David de Hilster is an internet crank who tries to promote the theory of autodynamics. Autodynamics was a miserable failure of a theory designed to replace the Theory of Relativity in the 1940s by claiming that the Lorentz transformation equations used in mainstream science are formulated incorrectly, so that special and general relativity equations are invalid, that the neutrino does not exist (which it demonstrably does), that there are particles not observed by mainstream physics (the “picograviton” and the “electromuon”), and that there are alternative models of decay for muons. The theory is, to emphasize, utterly debunked. It is as falsified as theories can be. But that doesn’t prevent crackpots from trying to revive it, especially crackpots like de Hilster, who has the perfect qualifications for spearheading the revival: no physics background and poor critical thinking skills.

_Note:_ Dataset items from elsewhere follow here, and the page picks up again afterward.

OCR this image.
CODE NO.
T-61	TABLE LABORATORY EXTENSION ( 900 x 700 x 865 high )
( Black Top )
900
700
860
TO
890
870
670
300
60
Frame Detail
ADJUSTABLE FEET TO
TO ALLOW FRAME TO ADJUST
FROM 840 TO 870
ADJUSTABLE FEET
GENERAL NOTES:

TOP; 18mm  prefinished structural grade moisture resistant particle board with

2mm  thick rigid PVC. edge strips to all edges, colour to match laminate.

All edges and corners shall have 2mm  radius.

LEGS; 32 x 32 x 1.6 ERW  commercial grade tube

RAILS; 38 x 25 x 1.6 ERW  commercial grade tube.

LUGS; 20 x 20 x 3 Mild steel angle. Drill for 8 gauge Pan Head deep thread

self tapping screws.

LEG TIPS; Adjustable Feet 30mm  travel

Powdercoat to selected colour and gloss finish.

He founded NeWiki (“An Encyclopedia For a New World”) in 2007 after his original research had repeatedly been removed from Wikipedia. He also makes, and tries to make, films, such as “Einstein Wrong – The Miracle Year” (it is a bit unclear whether that was actually ever made).

A severe victim of crank magnetism, de Hilster has subsequently gone on to advocate the even more ridiculous Expanding Earth hypothesis. His evidence: “It is quite obvious to most casual observers that South America and Africa were at one time joined. But it is quite unknown to almost all that Asia, Australia and the Americas also were at one time joined. This evidence leads to only one conclusion: 200 million years ago, the earth’s continents were all together on a much smaller orb and since then, the earth has been growing significantly.” 

Diagnosis: A hopeless case of crank magnetism. Probably rather harmless.